As a simple example, a soft drink manufacturer would require sugar, flavorings, various chemicals, glass or bottles, lids caps, cans or aluminum, labels, boxes and other packaging, and so on. These are the products that they require in order to produce the products that they sell.

Capital items

Capital items are major purchases made by a company in order to set up their manufacturing or service system. Therefore, capital items represent the organization’s production capability. The above materials and parts are processed through the firm’s collection of capital items as an overall production system.

Using the same soft drink example as above, the manufacturer would require bottling capability, labeling equipment, beverage-making facilities, packaging ability, and so on.

In terms of a service organization, store locations or retail outlets (if any) and their IT system, would represent their capital items – which allows them to produce and distribute their services.

Supplies and business services

The final category of business/industrial products is general supplies and business services.

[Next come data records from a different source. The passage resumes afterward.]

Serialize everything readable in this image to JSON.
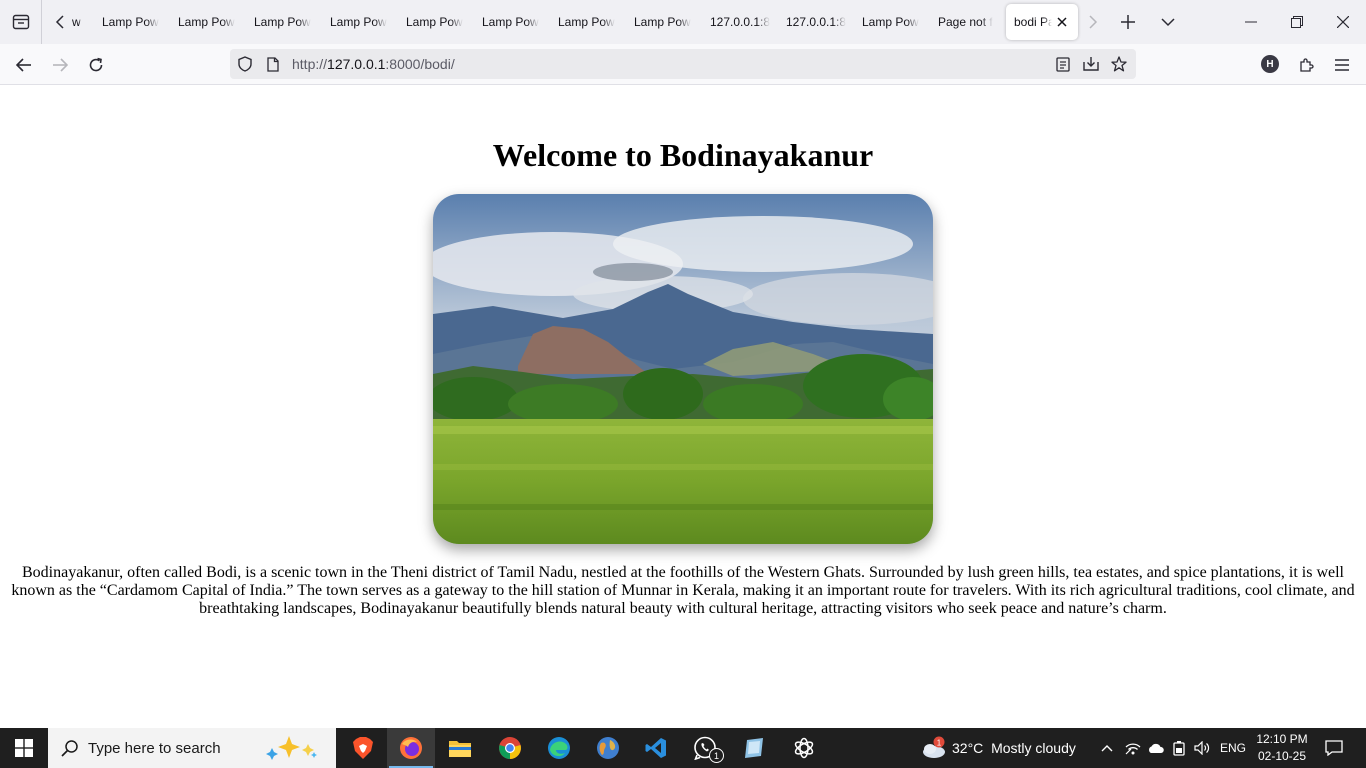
{
  "browser": {
    "tabs": [
      {
        "label": "w",
        "active": false
      },
      {
        "label": "Lamp Pow",
        "active": false
      },
      {
        "label": "Lamp Pow",
        "active": false
      },
      {
        "label": "Lamp Pow",
        "active": false
      },
      {
        "label": "Lamp Pow",
        "active": false
      },
      {
        "label": "Lamp Pow",
        "active": false
      },
      {
        "label": "Lamp Pow",
        "active": false
      },
      {
        "label": "Lamp Pow",
        "active": false
      },
      {
        "label": "Lamp Pow",
        "active": false
      },
      {
        "label": "127.0.0.1:8",
        "active": false
      },
      {
        "label": "127.0.0.1:8",
        "active": false
      },
      {
        "label": "Lamp Pow",
        "active": false
      },
      {
        "label": "Page not f",
        "active": false
      },
      {
        "label": "bodi Pa",
        "active": true
      }
    ],
    "url": {
      "scheme": "http://",
      "host": "127.0.0.1",
      "rest": ":8000/bodi/"
    },
    "profile_initial": "H"
  },
  "page": {
    "title": "Welcome to Bodinayakanur",
    "description": "Bodinayakanur, often called Bodi, is a scenic town in the Theni district of Tamil Nadu, nestled at the foothills of the Western Ghats. Surrounded by lush green hills, tea estates, and spice plantations, it is well known as the “Cardamom Capital of India.” The town serves as a gateway to the hill station of Munnar in Kerala, making it an important route for travelers. With its rich agricultural traditions, cool climate, and breathtaking landscapes, Bodinayakanur beautifully blends natural beauty with cultural heritage, attracting visitors who seek peace and nature’s charm."
  },
  "taskbar": {
    "search_placeholder": "Type here to search",
    "apps": [
      "brave-icon",
      "firefox-icon",
      "file-explorer-icon",
      "chrome-icon",
      "edge-icon",
      "globe-app-icon",
      "vscode-icon",
      "whatsapp-icon",
      "notes-app-icon",
      "chatgpt-icon"
    ],
    "whatsapp_badge": "1",
    "weather": {
      "badge": "1",
      "temp": "32°C",
      "condition": "Mostly cloudy"
    },
    "language": "ENG",
    "time": "12:10 PM",
    "date": "02-10-25"
  },
  "colors": {
    "tabbar_bg": "#f0f0f4",
    "urlbar_bg": "#eaeaed",
    "taskbar_bg": "#1f1f1f",
    "accent": "#76b9ed"
  }
}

These are additional products purchased by the business in order to allow them to operate and support their manufacturing or service process.

Again, using the soft drink example, a soft drink manufacturer would be a consumer of: advertising agencies, marketing consultancy, legal advice, stationery and office supplies, rental accommodation for the office staff, and so on.

The marketing implications

Materials and parts

In most cases, consistency of production inputs and reliability of supply are highly valued by manufacturers. Therefore, they usually seek out reliable and long-term partners, with an agreed contract for performance.

For example, McDonald’s, in most countries tend to have very long-term relationships with its supplies of meat and buns.

Businesses that target these businesses will have an opportunity at times when the manufacturer decides to expand its product range or experiences significant dissatisfaction with their existing supplier.

There are some manufacturers who frequently shop around for cheaper input items, these manufacturers is usually have lower brand equity and overall product quality is not as critical.

As with much of the B2B market place, personal selling and relationships are important. Trade shows may offer some value as well, and perhaps advertising in industry-based publications.

Capital items

Due to the significant cost and durability of capital items, these are more infrequent purchases. They would be generally considered a modified rebuy or a new task purchase. This means that the organization would be willing to consider a range of new options and suppliers.

Decisions the capital items are very considered, and are usually accompanied by detailed financial analysis and an extensive comparison of the offerings. Therefore, personal selling with a long lead time is important, as well as the ability to provide quite specific and technical information to business customer.

Trade shows are probably quite important for new initiatives in technology, which might be of significant interest to existing manufacturers. Ideally, the manufacturers are looking for efficiencies, cost savings and reliability, when purchasing capital items.

Supplies and business services

These vary significantly – from buying photocopy paper, through to selecting a new advertising agency for the next three years.

The quite simple purchases are a straight rebuy, which is similar to habitual loyalty in consumers. This means that the business will generally not shop around, as there is little value in switching suppliers for relatively low-cost items.

However, for major financial and strategic commitments – such as a new advertising agency – usually a rigorous comparison of alternative suppliers is undertaken.